Nous défendrons d'autres amendements, visant notamment à la mise à jour de la liste des opérations ouvrant droit au bénéfice de la carte du combattant et à la modification de l'âge à partir duquel certaines allocations sont octroyées. De façon globale, nul besoin d'être économiste pour comprendre qu'une stabilité des crédits alloués dans un contexte inflationniste signifie une baisse de budget.

En dépit du déploiement, salué et auquel nous sommes très attentifs, des maisons ATHOS et de plusieurs mesures que nous attendions, nous ne voterons pas le budget de la mission Anciens combattants, mémoire et liens avec la nation.

S'agissant de la mission Défense, plusieurs points méritent une attention particulière.

Le premier d'entre eux n'est pas sans incidence sur nos militaires en exercice et sur notre politique de recrutement : il s'agit de la politique de rémunération. En dépit de la prochaine finalisation de la nouvelle politique de rémunération des militaires (NPRM) et de la récente revalorisation des grilles, le rééquilibrage du traitement indiciaire et indemnitaire des militaires est longtemps resté un impensé de la politique gouvernementale.

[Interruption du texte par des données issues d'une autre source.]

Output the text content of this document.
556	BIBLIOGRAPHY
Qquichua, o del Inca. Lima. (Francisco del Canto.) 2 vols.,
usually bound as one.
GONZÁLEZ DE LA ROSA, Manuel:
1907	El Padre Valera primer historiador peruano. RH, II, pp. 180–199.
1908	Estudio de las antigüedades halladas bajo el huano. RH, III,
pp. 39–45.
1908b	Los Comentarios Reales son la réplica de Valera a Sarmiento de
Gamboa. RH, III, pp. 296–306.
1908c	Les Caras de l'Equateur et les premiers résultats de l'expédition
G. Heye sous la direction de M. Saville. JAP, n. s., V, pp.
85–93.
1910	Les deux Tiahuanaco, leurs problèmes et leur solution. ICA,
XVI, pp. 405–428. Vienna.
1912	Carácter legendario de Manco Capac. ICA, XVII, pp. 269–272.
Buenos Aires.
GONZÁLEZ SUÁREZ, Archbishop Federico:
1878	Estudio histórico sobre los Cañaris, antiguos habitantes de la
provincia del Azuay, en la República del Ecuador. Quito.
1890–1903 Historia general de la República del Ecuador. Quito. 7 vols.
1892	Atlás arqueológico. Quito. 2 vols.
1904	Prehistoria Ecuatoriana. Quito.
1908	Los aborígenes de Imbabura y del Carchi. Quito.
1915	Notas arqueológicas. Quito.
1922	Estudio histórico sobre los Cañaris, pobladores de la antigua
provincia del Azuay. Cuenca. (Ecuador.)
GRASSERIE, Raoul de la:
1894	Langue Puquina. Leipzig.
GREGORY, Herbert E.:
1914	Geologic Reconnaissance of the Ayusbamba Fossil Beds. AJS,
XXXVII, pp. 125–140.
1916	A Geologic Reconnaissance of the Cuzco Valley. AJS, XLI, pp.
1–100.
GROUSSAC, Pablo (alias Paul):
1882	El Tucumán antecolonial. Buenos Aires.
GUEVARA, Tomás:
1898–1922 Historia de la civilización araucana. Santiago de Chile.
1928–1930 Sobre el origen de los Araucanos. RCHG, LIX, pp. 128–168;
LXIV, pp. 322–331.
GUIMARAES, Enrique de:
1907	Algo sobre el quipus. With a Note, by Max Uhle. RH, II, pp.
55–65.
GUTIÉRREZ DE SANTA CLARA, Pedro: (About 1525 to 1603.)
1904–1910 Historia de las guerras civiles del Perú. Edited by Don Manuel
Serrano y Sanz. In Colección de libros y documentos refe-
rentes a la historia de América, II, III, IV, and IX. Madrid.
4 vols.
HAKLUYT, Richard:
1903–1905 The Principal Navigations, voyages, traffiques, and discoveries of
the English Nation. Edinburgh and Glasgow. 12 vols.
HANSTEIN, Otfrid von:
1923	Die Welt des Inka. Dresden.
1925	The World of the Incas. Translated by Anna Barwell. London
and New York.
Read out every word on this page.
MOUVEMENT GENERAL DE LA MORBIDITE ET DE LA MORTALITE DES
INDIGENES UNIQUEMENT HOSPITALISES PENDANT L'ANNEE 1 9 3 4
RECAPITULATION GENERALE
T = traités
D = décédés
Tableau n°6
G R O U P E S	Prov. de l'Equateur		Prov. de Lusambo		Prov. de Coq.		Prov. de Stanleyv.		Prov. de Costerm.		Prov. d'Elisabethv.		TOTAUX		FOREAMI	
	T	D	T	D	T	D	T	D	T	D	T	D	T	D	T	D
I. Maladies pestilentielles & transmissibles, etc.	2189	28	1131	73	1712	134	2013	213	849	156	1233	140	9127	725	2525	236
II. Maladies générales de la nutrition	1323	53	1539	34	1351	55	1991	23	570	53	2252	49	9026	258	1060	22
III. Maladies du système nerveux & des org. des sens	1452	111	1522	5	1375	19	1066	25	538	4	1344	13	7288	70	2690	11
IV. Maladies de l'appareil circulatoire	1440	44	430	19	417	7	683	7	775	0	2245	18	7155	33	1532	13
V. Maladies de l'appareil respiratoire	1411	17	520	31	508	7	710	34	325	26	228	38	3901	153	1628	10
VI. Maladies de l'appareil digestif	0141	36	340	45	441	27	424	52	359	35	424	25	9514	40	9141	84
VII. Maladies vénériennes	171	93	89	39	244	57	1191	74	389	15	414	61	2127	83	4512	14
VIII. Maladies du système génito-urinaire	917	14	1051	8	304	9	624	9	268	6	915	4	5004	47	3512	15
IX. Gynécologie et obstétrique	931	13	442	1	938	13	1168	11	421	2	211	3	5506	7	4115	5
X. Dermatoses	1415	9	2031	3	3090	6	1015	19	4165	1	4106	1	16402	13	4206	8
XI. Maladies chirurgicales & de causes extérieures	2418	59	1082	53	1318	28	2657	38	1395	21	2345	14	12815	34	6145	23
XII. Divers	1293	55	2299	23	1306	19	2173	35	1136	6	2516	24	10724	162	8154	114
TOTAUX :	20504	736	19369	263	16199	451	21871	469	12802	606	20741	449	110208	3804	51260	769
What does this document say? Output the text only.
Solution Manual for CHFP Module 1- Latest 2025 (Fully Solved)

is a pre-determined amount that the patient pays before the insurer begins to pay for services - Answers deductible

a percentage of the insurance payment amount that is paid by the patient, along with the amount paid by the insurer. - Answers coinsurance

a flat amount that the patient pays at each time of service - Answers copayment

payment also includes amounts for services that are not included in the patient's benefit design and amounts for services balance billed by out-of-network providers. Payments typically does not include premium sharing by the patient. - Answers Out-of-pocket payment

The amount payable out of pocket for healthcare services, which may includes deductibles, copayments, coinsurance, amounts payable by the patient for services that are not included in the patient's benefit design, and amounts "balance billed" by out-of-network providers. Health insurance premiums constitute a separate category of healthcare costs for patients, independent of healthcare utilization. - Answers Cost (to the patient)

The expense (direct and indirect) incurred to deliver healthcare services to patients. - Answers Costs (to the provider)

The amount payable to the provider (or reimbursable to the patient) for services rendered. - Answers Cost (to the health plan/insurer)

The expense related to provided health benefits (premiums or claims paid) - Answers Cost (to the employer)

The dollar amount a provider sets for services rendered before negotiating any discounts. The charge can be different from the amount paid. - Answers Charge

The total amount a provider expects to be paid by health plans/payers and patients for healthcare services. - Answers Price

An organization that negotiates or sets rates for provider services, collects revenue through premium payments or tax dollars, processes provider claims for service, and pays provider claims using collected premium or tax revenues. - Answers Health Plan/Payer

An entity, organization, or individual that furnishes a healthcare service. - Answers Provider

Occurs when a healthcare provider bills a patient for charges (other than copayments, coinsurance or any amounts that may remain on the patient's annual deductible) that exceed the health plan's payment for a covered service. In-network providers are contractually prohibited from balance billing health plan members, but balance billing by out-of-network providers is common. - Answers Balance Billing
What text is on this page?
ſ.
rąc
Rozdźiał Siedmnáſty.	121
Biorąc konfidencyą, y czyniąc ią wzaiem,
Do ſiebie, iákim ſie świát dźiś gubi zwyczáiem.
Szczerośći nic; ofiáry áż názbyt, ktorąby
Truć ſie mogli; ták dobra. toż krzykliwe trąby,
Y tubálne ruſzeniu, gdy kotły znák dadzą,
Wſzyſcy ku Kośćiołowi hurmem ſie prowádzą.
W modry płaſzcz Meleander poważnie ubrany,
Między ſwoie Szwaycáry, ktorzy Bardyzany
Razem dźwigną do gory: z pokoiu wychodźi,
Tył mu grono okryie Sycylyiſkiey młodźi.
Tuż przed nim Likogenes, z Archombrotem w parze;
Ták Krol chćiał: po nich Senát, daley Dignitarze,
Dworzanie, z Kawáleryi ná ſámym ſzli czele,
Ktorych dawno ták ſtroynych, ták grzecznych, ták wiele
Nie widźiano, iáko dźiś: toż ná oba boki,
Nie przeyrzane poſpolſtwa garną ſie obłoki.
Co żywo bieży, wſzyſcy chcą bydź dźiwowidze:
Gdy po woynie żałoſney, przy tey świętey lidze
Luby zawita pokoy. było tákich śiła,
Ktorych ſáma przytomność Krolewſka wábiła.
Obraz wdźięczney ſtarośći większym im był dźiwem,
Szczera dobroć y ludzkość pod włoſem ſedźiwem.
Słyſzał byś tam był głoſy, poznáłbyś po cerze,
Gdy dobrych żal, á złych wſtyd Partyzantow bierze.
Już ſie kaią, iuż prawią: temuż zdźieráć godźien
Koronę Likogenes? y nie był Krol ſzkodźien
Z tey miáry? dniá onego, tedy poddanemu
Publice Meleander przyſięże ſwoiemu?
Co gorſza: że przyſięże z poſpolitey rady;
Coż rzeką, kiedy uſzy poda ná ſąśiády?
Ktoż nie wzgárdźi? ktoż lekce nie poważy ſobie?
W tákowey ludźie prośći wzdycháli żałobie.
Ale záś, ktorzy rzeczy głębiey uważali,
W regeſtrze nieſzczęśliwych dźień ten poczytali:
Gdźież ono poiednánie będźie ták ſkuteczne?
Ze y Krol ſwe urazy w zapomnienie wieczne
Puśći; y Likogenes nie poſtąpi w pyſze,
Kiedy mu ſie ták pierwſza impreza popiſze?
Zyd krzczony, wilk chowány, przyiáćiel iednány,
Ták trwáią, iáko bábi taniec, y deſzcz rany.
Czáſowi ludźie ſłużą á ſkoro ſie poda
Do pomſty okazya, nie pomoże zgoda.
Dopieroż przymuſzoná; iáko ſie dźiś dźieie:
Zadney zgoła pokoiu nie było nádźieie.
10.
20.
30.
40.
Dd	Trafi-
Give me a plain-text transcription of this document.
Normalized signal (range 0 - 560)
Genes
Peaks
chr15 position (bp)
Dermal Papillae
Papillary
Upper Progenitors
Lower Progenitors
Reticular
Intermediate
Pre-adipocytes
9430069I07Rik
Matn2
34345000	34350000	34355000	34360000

Les informations nous manquent pour être convaincu qu'une prise de conscience a eu lieu. Compte tenu de la réduction du nombre d'Opex et des salaires pratiqués dans le secteur privé, un tel rééquilibrage est pourtant la mesure la plus appropriée pour relever les défis de l'attractivité et de la fidélisation de nos troupes.

Le deuxième point sur lequel nous souhaitons appeler l'attention est le bâti, notamment la vétusté de nos bases de défense et la baisse considérable du budget relatif aux infrastructures de santé. Les difficultés récurrentes, dénoncées par la Cour des comptes dans un rapport publié en juin dernier, ne semblent pas près d'être résorbées. La remise à niveau complète des hôpitaux militaires est pourtant essentielle pour le SSA.

Le troisième point ayant appelé notre attention est l'augmentation du budget des écoles militaires de 3 % seulement, alors même que l'inflation est supérieure à 5 %, et même très supérieure sur leurs principaux postes de dépenses que sont l'énergie et l'alimentation.

D'autres points nous ont interpellés, notamment le projet de fusion de l'école nationale supérieure de techniques avancées (ENSTA) Paris et de l'ENSTA Bretagne, dont les deux diplômes ne jouissent pas d'une reconnaissance au même niveau. Nous serons vigilants à l'évolution de ce projet.

Par ailleurs, en dépit d'une hausse importante des crédits, nous nourrissons des doutes sur la préparation opérationnelle. Comment satisfaire aux critères de l'OTAN si l'on manque d'hommes et de matériel pour réaliser la préparation ?

Sur ce budget, nous nous abstiendrons.

La mission Sécurités a été érigée par la loi d'orientation et de programmation du ministère de l'intérieur (Lopmi) en étendard. Le groupe Socialistes et apparentés estime, comme l'an dernier, que la réforme territoriale de la police nationale risque d'affaiblir les capacités de la police judiciaire. Par ailleurs, le budget pour 2024, pas davantage que le précédent, ne prévoit aucun équivalent temps plein (ETP) supplémentaire pour la sous-action 06.01 Formation de la police nationale. Nous proposerons d'en augmenter les crédits de 100 millions.

Nous voterons contre les crédits de la mission Sécurités.